I dimly remember a project I was on circa 2001 to port a protocol stack (that we were developing on x86) to a system with some Freescale processor with a 68K instruction set.
I remember having to chop the source file into several translation units, because when it was all in one file, the inlining or static function calls or whatever, were generating PC relative branches that were too large for the opcode.
With today's hugeware, you'd be running into that left and right.
> I remember having to chop the source file into several translation units, because when it was all in one file, the inlining or static function calls or whatever, were generating PC relative branches that were too large for the opcode.

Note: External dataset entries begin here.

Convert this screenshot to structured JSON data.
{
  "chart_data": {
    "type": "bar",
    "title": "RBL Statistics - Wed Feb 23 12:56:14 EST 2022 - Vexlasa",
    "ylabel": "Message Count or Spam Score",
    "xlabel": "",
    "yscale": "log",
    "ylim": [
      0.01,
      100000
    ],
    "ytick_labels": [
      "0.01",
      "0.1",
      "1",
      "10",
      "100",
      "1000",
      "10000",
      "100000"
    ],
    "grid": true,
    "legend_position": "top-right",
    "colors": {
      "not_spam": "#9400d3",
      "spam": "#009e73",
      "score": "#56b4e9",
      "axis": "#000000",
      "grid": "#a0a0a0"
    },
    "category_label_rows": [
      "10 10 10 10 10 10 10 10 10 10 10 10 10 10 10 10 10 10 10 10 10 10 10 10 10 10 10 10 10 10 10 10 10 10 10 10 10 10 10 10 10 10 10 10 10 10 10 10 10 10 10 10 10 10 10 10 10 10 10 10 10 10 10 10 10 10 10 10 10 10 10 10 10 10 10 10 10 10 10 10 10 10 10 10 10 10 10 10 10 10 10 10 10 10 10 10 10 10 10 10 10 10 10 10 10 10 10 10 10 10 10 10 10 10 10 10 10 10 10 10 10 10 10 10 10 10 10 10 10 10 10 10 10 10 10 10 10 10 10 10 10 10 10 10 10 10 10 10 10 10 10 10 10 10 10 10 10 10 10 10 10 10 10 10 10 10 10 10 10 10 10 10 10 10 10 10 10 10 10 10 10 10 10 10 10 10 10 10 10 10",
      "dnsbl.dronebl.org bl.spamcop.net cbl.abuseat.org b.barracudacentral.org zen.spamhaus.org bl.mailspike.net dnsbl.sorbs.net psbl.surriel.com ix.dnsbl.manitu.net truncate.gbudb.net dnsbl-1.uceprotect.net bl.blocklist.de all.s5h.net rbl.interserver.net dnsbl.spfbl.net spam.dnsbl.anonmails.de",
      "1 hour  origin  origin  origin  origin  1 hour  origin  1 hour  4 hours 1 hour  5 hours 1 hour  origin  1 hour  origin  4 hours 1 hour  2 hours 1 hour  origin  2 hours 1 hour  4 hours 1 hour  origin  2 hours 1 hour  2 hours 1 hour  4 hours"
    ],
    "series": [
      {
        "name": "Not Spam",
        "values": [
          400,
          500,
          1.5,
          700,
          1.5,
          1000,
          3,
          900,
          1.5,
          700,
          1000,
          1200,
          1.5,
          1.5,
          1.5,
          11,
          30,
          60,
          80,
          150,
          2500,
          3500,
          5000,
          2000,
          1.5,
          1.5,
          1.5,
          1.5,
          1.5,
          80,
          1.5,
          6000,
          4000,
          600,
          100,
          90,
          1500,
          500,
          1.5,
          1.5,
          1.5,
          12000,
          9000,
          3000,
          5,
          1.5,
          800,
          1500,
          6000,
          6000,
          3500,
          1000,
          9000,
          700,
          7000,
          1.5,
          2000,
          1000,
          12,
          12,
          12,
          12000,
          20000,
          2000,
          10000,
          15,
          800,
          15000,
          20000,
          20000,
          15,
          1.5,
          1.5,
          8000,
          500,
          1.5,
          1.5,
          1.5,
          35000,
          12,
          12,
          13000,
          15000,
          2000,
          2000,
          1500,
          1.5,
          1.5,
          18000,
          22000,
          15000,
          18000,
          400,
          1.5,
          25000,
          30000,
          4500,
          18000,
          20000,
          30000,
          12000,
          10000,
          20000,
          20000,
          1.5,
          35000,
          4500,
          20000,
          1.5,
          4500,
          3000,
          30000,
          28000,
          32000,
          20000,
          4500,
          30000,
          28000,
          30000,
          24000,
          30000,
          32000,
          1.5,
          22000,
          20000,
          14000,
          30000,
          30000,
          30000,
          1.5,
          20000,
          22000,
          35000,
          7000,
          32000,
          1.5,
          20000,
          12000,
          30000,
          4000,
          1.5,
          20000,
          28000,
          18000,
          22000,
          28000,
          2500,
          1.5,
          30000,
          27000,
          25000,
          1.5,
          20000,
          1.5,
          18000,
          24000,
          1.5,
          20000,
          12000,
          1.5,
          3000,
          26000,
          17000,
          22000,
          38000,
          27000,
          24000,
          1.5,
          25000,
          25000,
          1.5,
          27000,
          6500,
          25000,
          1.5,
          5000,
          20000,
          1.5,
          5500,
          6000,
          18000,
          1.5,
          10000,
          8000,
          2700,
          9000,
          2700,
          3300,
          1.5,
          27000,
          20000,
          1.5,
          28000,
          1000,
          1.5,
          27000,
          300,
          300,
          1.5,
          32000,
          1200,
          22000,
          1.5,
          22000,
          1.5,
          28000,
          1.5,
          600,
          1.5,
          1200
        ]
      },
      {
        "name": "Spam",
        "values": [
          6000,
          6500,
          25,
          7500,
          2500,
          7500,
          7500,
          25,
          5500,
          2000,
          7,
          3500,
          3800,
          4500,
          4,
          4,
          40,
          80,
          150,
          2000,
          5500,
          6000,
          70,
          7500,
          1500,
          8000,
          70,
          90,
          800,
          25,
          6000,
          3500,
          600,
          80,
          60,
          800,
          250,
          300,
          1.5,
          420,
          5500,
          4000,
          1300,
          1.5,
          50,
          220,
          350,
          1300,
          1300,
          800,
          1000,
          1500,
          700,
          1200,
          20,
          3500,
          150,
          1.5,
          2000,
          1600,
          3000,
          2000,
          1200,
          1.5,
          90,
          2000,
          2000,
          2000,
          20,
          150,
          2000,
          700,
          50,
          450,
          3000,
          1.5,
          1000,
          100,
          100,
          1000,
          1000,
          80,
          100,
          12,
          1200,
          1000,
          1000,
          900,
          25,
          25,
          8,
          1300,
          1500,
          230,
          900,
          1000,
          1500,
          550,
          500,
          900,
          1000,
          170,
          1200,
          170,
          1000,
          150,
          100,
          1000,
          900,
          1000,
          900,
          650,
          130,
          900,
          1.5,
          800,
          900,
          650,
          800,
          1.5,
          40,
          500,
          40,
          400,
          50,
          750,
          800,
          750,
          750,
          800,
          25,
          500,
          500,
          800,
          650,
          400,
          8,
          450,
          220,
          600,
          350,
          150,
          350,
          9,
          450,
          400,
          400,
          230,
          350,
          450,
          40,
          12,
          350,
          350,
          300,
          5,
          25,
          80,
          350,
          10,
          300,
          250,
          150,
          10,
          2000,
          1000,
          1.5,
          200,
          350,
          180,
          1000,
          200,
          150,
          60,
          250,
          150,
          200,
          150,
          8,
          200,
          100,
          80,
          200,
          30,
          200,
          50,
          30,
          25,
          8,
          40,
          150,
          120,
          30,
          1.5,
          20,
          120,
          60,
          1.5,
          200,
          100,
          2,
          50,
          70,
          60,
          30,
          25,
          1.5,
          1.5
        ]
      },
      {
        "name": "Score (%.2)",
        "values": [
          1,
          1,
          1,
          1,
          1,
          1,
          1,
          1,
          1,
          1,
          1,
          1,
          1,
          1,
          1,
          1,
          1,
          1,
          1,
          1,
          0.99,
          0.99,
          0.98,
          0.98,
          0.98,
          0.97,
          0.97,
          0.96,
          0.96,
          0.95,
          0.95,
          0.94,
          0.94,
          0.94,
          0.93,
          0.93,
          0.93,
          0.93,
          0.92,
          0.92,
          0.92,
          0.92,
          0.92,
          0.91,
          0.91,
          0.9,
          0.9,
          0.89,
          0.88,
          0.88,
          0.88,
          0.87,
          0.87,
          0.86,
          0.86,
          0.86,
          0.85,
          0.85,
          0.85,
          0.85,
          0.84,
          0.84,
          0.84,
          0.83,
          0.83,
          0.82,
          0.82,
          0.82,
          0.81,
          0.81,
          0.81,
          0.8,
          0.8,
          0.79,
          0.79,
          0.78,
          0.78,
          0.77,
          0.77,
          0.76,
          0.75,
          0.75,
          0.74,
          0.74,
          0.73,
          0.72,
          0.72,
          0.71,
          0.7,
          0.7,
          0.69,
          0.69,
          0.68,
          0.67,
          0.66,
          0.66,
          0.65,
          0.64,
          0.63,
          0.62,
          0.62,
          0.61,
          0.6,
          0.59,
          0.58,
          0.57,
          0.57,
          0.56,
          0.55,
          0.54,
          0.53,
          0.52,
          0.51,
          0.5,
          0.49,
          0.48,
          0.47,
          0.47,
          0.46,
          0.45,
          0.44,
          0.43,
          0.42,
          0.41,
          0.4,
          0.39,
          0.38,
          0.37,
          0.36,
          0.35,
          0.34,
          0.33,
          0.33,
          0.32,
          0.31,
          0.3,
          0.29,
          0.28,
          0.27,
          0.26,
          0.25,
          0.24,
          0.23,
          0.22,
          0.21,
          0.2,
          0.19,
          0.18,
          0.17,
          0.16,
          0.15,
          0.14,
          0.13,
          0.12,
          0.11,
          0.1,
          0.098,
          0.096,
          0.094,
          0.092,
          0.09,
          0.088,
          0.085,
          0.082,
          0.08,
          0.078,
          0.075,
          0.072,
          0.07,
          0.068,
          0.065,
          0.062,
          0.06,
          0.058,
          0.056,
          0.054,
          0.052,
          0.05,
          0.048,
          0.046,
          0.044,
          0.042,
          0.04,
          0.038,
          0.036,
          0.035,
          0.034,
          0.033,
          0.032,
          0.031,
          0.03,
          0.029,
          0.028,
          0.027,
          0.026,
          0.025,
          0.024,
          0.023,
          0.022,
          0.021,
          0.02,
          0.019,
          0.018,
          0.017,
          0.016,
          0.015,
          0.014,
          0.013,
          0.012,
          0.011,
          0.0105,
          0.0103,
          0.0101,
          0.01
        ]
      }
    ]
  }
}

That's just inadequate tools.
With GNU as for RISC-V if I write `beq a1,a2,target` and target is more than 4k away then the assembler just silently emits `bne a1,a2,.+4; j target` instead.
The MC68K has a BRA instruction with an opcode 0110 0000 (0x60). The low byte of the 16 bit opcode word is a displacement. If it is 0, then the next 16 bit word has a 16 bit displacement. If that low byte is 0xFF, then the next two 16 bit words have a 32 bit displacement.
The displacement is PC relative.
This unconditional 0x60 opcode is just a special case of Bcc which ids 0x6N, where N is a condition type to check for a conditional branch. Bcc also has 8, 16 or 32 bit displacement.
So, yeah; that's not a problem. Not sure what the issue was with that GCC target; it somehow just didn't generate the bigger displacements.
Not sure why you were downvoted. What you say is true. You could count the cycles of the instructions to figure out exactly how long a loop would take at a given clock frequency. The entities manipulated by the program literally existed. If the ISA said there are 8 registers, you could find 8 areas of the silicon die corresponding to those. The ISA features on a modern processor are a fiction. Especially if it something riddled with 50 years of backwards compatibility, like Intel.
The 68000 has more registers and wider data types: but the registers are all uniformly the same. It's really just two registers A and D, copied a bunch of times in to D0 to D7, and A0 to A7. Whatever you can do with D0 can be done with D3 and so on. Some A's are dedicated, like for a stack pointer.
Simplicity of structure has to be balanced with simplicity of programming.
It's not that easy to program the 6502, because in moderately complex programs, you're constantly running into its limitations.
The best way to learn how to hack around the limitations of a tiny machine is to completely ignore them and become a seasoned software engineer. A seasoned engineer will read the instruction set manual in one setting, and other pertinent documents, and the clever hacks will start brewing in their head.
You don't have to start with tiny systems to get this skill. When you're new, you don't have the maturity for that; get something that's a bit easier to program with more addressing modes and easier handling of larger arrays, more registers, wider integers.